Jadi jangan salahkan aku yang selalu memanggilnya demikian, karena memang begitulah faktanya.

Aku hanya bersandar di bangku, menunggu Natsuki keluar dari konbini. Sekali-kali kulakukan hal yang sebelumnya kulakukan, menghitungi kendaraan yang berlalu lalang. Selang beberapa saat, pintu konbini terbuka, menampilkan Natsuki yang meminum susu stroberinya dengan riang. Tangannya yang lain menenteng kantong plastik berukuran sedang dan terlihat penuh.

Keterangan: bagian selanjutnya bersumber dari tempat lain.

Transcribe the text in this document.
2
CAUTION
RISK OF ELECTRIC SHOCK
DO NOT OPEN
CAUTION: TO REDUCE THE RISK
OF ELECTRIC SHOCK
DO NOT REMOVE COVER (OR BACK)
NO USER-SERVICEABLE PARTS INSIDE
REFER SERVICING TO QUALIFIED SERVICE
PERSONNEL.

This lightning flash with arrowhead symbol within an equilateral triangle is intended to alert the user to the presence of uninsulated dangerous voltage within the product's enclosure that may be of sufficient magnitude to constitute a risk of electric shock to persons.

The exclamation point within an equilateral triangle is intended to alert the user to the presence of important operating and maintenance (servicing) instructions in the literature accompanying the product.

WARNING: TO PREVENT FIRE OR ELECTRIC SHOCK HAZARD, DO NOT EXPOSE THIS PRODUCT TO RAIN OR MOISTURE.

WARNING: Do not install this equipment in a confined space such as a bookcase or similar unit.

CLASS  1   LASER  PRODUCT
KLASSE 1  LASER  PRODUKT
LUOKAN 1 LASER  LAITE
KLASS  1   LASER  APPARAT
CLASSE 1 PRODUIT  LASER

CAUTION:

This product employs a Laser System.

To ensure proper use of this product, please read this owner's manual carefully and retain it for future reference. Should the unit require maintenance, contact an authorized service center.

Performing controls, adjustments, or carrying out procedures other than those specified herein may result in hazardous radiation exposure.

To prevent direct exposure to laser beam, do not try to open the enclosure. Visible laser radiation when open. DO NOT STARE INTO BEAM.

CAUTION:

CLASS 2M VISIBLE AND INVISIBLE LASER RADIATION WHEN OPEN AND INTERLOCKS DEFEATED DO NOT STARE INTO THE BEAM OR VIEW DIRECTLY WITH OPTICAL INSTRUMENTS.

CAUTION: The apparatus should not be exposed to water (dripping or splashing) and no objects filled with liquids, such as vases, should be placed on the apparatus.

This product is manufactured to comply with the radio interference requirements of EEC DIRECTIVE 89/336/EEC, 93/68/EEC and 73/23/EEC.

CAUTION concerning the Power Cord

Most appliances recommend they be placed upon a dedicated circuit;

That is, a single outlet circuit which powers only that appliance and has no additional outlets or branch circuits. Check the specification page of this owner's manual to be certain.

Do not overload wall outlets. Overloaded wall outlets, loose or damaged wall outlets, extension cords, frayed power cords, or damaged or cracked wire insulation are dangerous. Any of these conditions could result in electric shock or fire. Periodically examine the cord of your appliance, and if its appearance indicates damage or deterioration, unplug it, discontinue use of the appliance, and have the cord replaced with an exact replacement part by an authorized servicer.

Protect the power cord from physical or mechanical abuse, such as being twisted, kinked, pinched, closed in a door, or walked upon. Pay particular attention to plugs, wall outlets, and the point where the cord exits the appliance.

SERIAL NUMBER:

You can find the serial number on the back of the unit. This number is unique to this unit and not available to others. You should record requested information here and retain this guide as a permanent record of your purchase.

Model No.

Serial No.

Astaga, apa saja yang ia beli?

Natsuki menghampiriku dan dengan santainya menyodorkan kantong plastik itu padaku. Aku hanya menatapnya kebingungan dan menerimanya. Plastik itu penuh dengan biskuit, coklat, hingga permen-permen kecil. Makanan manis.

Aku kembai kebingungan melihat isinya. Apa yang harus kulakukan?

"Katanya, makanan manis bisa membuat orang merasa lebih baik."

Aku mengerjap. Sudah kubilang, Natsuki itu penyihir. Penyihir baik hati yang manis.